Hace mucho tiempo que leo esta frase poética como si R.M. Rilke la hubiera dirigido a mí:
Du aber bist der tieste Mittlelose, der Bettler mit verborgenem Gesicht, du bist der Armut Gross Rose, die ewige Metamorphose des Golden in der Sonnen Licht.
Frase que en su día traduje de la siguiente manera:
Pero tu eres el más profundo de los sin medios, el pordiosero con la cara oculta, eres la gran rosa de la pobreza, la eterna metamorfosis del oro en la luz del sol.
Palabras estas que podrían servir como epigrama de mi obra póstuma: no ambiciono dinero pero sí luz. Es decir, soy enormemente ambicioso pues mi finalidad no es de este mundo. Sin embargo, lo que hoy deseo es copiar aquí una cita que Rilke usa al menos dos veces en su correspondencia, la última en una carta a Lou Andreas-Salomé y que he encontrado ya traducida.
Si todos los sabios del mundo y todos los santos del paraíso me abrumaran con su consuelo y sus promesas, y dios mismo con sus dones, si no me cambiaba a mí mismo, si no surgía de mi interior una nueva obra, en lugar de hacerme bien, los sabios, los santos y dios, exasperarían más allá de lo imaginable mi desesperación, mi rabia, mi tristeza y mi ceguera.
Es decir que mi obra póstuma debe surgir de mí mismo, evitando toda imitación y ha de cambiarme a mí. Y así doy por expresado mi deseo de ser como Rilke tanto en mi trabajo, para que salga de mí una obra propia, como en mi ambición de convertir el dinero en la luz del sol. Hoy quiero argumentar que el camino para alcanzar este deseo mío pasa por lo que generalmente se llama «saber escuchar» aunque esto no consiste solo en callar mientras otro habla, sino sobre todo en no dejarte llevar por el deseo de pavonearte expresando tus ideas, tengan estas que ver con las del otro o no, actitud esta que te llevaría a no entender a ese otro.

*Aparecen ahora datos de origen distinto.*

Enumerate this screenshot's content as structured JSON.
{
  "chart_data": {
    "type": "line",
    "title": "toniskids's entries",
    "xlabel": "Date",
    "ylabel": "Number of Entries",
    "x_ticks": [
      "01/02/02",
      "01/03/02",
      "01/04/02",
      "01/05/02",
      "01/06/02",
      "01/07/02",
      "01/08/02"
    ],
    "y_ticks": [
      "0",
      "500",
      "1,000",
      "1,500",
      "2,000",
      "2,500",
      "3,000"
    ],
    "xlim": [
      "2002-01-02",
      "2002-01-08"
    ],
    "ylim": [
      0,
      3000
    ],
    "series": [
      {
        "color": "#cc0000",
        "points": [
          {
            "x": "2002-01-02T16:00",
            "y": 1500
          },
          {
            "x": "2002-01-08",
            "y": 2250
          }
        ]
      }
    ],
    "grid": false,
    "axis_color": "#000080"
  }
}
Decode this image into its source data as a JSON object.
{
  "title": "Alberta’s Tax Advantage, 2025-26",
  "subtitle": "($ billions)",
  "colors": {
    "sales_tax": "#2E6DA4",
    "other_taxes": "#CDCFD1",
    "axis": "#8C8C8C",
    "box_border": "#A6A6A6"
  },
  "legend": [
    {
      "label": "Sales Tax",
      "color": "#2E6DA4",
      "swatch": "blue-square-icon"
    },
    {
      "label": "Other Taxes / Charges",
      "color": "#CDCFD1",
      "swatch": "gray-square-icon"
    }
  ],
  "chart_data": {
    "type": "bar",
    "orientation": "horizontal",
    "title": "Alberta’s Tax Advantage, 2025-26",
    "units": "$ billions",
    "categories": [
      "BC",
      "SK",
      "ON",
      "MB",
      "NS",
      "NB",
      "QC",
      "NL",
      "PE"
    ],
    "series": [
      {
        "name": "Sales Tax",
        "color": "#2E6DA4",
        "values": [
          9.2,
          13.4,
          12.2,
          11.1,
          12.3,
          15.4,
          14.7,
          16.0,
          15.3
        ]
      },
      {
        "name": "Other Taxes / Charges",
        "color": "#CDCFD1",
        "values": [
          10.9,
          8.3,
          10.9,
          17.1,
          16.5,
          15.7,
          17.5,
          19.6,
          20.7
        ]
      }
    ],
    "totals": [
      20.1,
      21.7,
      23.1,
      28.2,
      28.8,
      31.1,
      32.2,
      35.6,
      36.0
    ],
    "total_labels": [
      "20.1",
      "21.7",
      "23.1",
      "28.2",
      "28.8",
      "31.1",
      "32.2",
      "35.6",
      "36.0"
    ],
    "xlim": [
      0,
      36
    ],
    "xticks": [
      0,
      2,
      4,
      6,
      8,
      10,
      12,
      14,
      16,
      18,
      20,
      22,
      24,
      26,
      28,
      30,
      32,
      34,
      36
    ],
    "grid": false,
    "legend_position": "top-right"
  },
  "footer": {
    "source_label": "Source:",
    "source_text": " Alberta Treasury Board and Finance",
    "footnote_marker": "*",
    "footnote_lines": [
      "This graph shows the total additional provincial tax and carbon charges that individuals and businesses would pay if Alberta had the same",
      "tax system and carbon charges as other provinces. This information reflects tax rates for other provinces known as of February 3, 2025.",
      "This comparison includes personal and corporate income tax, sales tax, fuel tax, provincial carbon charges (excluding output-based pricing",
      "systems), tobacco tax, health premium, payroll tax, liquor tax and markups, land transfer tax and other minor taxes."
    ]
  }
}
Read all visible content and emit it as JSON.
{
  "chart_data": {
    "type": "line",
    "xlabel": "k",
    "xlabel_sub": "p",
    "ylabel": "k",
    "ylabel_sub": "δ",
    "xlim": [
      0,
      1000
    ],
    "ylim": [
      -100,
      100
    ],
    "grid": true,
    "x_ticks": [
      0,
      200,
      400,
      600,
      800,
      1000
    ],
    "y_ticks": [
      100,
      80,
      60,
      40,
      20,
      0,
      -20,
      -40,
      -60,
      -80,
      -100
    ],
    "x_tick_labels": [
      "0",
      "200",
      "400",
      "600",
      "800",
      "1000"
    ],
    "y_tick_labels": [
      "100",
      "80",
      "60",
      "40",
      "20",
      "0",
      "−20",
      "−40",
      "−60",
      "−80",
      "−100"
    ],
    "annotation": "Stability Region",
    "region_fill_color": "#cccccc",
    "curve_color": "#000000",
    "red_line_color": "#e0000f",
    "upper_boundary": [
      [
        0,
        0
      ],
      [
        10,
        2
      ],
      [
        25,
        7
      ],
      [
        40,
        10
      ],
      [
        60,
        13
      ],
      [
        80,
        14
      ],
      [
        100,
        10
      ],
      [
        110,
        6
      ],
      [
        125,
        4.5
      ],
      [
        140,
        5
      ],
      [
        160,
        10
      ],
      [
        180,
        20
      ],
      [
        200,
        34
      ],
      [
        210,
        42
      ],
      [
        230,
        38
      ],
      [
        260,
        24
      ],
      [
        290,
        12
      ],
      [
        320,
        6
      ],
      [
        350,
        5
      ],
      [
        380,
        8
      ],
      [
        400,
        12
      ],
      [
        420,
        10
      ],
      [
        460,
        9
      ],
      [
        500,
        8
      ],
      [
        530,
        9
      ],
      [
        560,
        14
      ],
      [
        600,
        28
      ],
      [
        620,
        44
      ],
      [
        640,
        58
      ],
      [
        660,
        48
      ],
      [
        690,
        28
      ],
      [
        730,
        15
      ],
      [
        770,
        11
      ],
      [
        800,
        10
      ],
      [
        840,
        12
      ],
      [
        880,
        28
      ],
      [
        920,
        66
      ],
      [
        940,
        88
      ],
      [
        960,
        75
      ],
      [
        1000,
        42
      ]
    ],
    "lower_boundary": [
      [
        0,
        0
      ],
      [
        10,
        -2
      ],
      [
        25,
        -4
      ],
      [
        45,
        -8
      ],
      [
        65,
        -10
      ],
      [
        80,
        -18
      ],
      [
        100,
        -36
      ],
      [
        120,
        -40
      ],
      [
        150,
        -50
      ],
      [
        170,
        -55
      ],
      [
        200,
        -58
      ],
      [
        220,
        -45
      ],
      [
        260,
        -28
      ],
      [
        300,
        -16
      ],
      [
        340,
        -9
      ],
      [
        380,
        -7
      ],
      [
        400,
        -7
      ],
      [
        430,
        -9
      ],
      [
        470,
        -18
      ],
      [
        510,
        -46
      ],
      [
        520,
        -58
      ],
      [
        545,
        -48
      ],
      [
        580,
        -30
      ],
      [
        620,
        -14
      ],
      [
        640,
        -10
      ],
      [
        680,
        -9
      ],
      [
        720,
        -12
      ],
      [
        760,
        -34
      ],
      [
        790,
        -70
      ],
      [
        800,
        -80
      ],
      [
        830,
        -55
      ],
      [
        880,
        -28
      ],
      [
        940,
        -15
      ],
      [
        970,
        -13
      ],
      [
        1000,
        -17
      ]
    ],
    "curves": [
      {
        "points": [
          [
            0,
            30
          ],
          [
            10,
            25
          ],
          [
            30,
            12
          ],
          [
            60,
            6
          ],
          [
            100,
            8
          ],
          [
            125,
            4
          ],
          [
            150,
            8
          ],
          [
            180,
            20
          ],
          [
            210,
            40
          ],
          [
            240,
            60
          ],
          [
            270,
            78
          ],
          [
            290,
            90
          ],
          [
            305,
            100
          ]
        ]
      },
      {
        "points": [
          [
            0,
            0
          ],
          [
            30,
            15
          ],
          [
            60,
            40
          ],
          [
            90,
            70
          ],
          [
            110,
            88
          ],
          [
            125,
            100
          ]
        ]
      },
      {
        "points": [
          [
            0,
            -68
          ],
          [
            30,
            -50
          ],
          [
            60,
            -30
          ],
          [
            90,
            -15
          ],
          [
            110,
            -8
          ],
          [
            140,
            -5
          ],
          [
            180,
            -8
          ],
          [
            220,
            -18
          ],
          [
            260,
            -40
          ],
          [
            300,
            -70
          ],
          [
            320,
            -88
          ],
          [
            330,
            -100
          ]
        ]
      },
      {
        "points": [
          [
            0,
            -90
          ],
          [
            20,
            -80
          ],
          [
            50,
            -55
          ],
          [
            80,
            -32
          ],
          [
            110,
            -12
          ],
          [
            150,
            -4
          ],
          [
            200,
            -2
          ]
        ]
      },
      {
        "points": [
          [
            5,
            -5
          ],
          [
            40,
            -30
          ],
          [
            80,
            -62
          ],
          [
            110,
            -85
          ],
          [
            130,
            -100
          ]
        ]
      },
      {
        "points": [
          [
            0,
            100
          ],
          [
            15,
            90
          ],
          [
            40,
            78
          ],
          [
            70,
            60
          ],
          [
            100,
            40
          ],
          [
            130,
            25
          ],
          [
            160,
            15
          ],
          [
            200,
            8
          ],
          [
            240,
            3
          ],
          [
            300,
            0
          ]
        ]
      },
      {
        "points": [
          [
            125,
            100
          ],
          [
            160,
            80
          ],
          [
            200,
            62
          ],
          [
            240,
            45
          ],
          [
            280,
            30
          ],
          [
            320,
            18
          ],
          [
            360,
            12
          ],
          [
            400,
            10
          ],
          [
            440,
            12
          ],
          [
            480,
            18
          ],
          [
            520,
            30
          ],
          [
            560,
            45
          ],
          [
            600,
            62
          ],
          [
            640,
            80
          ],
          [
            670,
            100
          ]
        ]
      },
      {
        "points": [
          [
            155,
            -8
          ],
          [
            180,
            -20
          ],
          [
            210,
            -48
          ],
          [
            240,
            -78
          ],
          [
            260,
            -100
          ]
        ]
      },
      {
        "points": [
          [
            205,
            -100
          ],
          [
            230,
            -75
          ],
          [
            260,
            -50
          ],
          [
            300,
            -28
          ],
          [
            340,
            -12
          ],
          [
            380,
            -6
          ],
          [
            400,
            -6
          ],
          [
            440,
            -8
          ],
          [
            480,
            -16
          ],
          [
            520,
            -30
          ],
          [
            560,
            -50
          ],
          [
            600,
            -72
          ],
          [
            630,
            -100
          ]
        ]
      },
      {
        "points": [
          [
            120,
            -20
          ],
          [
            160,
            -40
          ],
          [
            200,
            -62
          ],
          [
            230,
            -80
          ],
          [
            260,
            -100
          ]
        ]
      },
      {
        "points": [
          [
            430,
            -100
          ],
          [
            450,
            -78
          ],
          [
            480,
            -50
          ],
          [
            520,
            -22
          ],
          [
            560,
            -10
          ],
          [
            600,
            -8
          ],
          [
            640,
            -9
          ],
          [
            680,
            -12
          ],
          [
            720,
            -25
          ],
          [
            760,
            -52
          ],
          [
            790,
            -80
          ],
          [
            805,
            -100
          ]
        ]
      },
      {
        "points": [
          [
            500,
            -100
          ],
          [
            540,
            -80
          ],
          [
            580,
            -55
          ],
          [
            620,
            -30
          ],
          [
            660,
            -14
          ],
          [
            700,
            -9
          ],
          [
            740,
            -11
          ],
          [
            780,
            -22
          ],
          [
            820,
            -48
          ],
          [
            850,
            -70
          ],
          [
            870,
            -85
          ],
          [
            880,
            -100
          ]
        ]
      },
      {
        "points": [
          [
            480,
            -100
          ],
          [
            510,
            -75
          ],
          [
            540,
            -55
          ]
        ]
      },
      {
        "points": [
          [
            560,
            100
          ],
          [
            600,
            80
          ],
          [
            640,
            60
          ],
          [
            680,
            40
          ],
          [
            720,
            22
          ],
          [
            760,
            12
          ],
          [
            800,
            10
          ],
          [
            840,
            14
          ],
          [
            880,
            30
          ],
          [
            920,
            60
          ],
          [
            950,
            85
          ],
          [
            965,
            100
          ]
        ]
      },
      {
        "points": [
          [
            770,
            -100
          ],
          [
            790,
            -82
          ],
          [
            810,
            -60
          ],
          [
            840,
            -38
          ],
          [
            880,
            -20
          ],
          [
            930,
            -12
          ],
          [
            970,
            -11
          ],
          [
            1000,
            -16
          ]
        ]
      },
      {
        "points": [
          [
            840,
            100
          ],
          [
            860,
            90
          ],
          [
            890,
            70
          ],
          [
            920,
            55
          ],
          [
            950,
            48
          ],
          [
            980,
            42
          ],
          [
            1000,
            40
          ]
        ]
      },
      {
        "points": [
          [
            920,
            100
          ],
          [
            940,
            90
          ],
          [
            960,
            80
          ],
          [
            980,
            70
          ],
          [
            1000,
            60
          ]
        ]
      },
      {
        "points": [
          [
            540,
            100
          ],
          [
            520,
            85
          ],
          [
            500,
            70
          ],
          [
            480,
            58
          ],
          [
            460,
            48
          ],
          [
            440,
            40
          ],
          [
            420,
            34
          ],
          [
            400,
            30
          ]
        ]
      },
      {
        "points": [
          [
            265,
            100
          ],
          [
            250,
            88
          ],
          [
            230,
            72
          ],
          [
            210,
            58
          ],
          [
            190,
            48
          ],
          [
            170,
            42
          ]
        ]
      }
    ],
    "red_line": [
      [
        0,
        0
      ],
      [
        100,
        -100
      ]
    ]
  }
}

Veámoslo. En una conversación general, sea esta de puro recreo o ya sea de importancia vital, uno de los contertulios suele tocar, como de paso, algún punto que a ti te parece merecedor de una atención importante y no solo pasajera por lo que no pides la palabra, diríamos, sino que más bien interrumpes y te lanzas a aclarar el presunto confusionismo ajeno, una presunción esta que suele resultar en una contribución al confusionismo. Tu deseo de que todo lo que dices sea realmente algo tuyo y no meramente regurgitado te puede llevar así a no contribuir a nada que merezca reconocimiento, nada que sea iluminador.
Hay que ser pues muy cuidadoso en la participación de uno mismo en esas conversaciones sin orden ni concierto; pero tampoco se trata de convertirse en el guardia de tráfico del discurso. Si esa fuera mi vocación elevaría la voz y/o haría sonar un silbato potente, pero a fin de ser un verdadero autor no hay que tener otro objetivo que llegar a la verdad o a la comprensión del discurso propio de uno aunque para esta última finalidad el escenario descrito no sería el adecuado. Cuando se toma la palabra ha de ser justamente para arrojar luz no para ganar una partida.